Die ARA Werdhölzli bestand bis in die 1960er-Jahre nur aus einem Rechen, der Abfälle und andere Grobstoffe aus dem Abwasserstrom entfernte sowie einem Absetzbecken, in dem sich der Klärschlamm vom Abwasser trennte. Anschliessend wurde das Abwasser samt gelösten Schmutzstoffen zurück in die Limmat geleitet. Stickstoffverbindungen sorgten dort für eine Überdüngung, die ein starkes Algenwachstum nach sich zog. Sterben diese Algen ab, verbrauchen Bakterien bei deren Zersetzung grosse Mengen Sauerstoff. Dies führt in der Folge zu einer erheblichen Verschlechterung der Gewässerqualität und der Lebensumstände für viele Wasserlebewesen - das Gewässer droht zu kippen.
Damit anorganische Stickstoffverbindungen (z. B. Nitrate und Ammonium) sowie organische Kohlenstoffverbindungen (z. B. Proteine, Fette, Zucker) aus dem Abwasser entfernt werden können, ist der Einsatz spezieller Mikroorganismen notwendig, die diese Verbindungen abbauen. Daher wird diese Reinigungsstufe «Biologie» genannt. Das weltweit am häufigsten angewendete biologische Reinigungsverfahren ist das sogenannte Belebtschlammverfahren. Das mechanisch vorgereinigte Abwasser wird in sogenannte Belebungsbecken geleitet, die mit Sauerstoff belüftet werden. Das fördert die Entstehung spezialisierter Mikroorganismen. Diese Bakterien und andere einzelligen Mikroben ernähren sich nun von den Schmutzpartikeln im Abwasser und veratmen dabei den zugeführten Sauerstoff.
Dadurch wachsen sie, vermehren sich und bilden im Verbund den Belebtschlamm.
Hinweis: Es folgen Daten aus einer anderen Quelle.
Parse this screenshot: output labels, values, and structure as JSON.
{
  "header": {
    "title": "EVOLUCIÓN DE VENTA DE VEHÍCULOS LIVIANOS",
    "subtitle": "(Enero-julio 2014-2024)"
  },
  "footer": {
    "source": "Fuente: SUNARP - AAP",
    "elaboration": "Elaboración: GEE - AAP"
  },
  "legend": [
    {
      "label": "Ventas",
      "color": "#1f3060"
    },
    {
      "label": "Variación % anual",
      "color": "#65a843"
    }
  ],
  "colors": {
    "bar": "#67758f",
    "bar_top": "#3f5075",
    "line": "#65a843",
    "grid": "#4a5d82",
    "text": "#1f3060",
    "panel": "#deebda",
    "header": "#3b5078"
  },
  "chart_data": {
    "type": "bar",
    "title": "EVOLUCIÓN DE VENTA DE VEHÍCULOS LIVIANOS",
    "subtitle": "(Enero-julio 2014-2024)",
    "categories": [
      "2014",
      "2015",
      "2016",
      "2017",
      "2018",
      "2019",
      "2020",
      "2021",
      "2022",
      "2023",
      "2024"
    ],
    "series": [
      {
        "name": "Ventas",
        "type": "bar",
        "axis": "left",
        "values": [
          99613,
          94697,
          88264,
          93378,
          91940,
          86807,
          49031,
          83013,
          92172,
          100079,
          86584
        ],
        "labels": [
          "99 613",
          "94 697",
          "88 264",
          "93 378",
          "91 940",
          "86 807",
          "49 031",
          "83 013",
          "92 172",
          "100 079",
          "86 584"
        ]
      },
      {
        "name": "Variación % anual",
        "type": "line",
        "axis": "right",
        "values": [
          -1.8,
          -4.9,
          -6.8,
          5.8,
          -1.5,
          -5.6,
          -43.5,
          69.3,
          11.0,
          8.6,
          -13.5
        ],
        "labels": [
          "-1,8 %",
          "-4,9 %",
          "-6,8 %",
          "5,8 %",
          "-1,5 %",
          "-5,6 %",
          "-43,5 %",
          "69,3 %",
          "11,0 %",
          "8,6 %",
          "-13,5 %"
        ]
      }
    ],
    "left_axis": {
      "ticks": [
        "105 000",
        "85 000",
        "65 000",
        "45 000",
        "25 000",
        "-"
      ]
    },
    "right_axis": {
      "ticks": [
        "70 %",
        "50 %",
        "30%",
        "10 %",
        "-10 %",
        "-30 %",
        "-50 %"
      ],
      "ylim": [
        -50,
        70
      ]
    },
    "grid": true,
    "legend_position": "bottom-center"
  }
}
In den ruhigen Nachklärbecken setzt sich dieser Bakterienschlamm am Boden ab und wird regelmässig geräumt. Ein Teil des Belebtschlamms («Überschussschlamm») wird in die Klärschlammbehandlung geleitet, ein weiterer Teil («Rücklaufschlamm») zurück in die Belebungsbecken gepumpt (Recycling), um die Konzentration an wertvollen Mikroorganismen aufrechtzuerhalten. Im Schnitt bleibt der Belebtschlamm so ca. 10 Tage im System.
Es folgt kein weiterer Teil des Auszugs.